Creative Destruction: A concept to bear in mind on entrepreneurship and innovation
“I have been often told that my analytical outline refers only to a historical period which is rapidly coming to its end. And on that, I agree. In my opinion the economic theory can never be, in this sense, more than the theory of a certain historical period”. Joseph A. Schumpeter
Creative destruction was popularized by Joseph Alois Schumpeter (1883-1950), prominent Austrian-American economist, finance minister in Austria and professor at Harvard University from 1932 until his death. Explains it to us in his book Capitalism, Socialism and Democracy (1942).
Joseph Alois Schumpeter alludes to the “process of industrial mutation that incessantly revolutionizes the economic structure from within, destroying the old and creating new ones”.
Joseph Alois Schumpeter, said that entrepreneurship is the ability to act in order to take advantage of the opportunities created by innovation and new discoveries.
Creative destruction is the continuous process of generating changes in technology and business models that make obsolete the skills that have made successful organizations.
An good example of this transformation is found in the photographic industry:
At his best the company Kodak employed 145,300 people around the world.
Kodak was the creator of the digital camera, however, decided to keep and continue to use the old methods and old technologies.
A few years later, a company called Instagram emerges and creates an App through which digital photos could be exchanged. Only 15 people worked at Instagram and a few years later it was bought by Facebook for one billion dollars.
At the end of 2012 Kodak was declared bankrupt.
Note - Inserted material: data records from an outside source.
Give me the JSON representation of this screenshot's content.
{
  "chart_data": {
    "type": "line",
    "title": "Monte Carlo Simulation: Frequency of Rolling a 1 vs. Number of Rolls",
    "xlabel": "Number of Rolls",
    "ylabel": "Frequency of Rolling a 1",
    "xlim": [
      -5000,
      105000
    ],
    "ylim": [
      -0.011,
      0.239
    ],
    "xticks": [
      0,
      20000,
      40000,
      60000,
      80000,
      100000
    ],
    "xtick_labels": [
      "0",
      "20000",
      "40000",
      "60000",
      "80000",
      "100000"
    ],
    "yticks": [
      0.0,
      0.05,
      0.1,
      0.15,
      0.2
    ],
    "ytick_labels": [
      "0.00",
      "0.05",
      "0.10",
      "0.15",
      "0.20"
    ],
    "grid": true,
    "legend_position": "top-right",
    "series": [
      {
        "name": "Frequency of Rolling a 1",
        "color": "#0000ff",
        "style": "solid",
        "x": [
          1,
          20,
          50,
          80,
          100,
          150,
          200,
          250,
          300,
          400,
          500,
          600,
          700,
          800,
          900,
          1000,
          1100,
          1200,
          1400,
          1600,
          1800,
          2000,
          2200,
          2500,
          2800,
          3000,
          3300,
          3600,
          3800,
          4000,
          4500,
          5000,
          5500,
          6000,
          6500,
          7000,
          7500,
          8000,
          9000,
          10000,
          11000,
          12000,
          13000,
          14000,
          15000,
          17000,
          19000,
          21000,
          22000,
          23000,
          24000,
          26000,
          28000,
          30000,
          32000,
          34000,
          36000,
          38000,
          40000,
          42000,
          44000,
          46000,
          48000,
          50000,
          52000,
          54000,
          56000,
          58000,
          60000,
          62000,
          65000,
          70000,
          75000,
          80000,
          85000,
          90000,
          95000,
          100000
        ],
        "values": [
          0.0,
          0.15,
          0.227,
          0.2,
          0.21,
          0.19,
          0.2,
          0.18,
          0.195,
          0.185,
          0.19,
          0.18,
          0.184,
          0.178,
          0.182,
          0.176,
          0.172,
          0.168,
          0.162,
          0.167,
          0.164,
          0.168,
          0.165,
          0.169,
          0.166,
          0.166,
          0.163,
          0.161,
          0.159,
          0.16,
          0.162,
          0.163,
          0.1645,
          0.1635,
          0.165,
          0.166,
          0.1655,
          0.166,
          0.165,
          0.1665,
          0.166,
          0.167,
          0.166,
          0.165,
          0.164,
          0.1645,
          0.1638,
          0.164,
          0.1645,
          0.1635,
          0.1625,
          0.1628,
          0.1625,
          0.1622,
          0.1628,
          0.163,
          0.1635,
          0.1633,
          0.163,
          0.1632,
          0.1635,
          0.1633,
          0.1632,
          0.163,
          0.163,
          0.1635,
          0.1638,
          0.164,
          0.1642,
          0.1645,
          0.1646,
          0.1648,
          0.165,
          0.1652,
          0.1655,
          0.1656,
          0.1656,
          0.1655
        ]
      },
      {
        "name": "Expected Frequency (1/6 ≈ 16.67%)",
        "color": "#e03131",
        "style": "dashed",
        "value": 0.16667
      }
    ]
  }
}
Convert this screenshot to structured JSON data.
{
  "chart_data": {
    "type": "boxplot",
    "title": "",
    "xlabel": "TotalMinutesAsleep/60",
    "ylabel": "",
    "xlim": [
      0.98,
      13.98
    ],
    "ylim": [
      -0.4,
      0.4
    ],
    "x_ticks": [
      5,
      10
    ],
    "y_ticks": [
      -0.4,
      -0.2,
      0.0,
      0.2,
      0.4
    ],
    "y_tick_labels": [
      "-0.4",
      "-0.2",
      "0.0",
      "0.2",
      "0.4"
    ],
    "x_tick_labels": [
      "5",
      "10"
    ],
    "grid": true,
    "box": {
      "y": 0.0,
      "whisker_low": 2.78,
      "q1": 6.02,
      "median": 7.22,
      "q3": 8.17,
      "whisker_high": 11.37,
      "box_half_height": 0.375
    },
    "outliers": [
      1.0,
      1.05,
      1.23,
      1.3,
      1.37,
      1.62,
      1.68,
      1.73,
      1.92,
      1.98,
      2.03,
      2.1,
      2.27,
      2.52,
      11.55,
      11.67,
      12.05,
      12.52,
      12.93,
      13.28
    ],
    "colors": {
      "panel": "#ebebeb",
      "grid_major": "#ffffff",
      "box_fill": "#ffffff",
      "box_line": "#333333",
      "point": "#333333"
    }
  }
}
The great contribution of Joseph Schumpeter was to refine the idea that capitalism is like war, in the sense of proposing the theory of creative destruction.
Joseph Alois Schumpeter maybe put too much emphasis on the fact that the competition destroys existing production structures in order to replace them with innovative structures and he did not know how to underline the positive aspects of innovation, which may arise without necessarily destroying the ability to make a living, of those used to the old way of doing things if they show adaptability to changes.
However, it has a dark side: the social cost that this process produces on the people affected.
If enough alternatives for change are not open, not only will fail the economy, but markets, organizations and individuals will also fail. There are only two choices: to keep playing or to be erased.
Joseph Alois Schumpeter concludes that competitive advantages are always in the process of becoming obsolete as technologies change, because the consumer’s likes and environment conditions also change.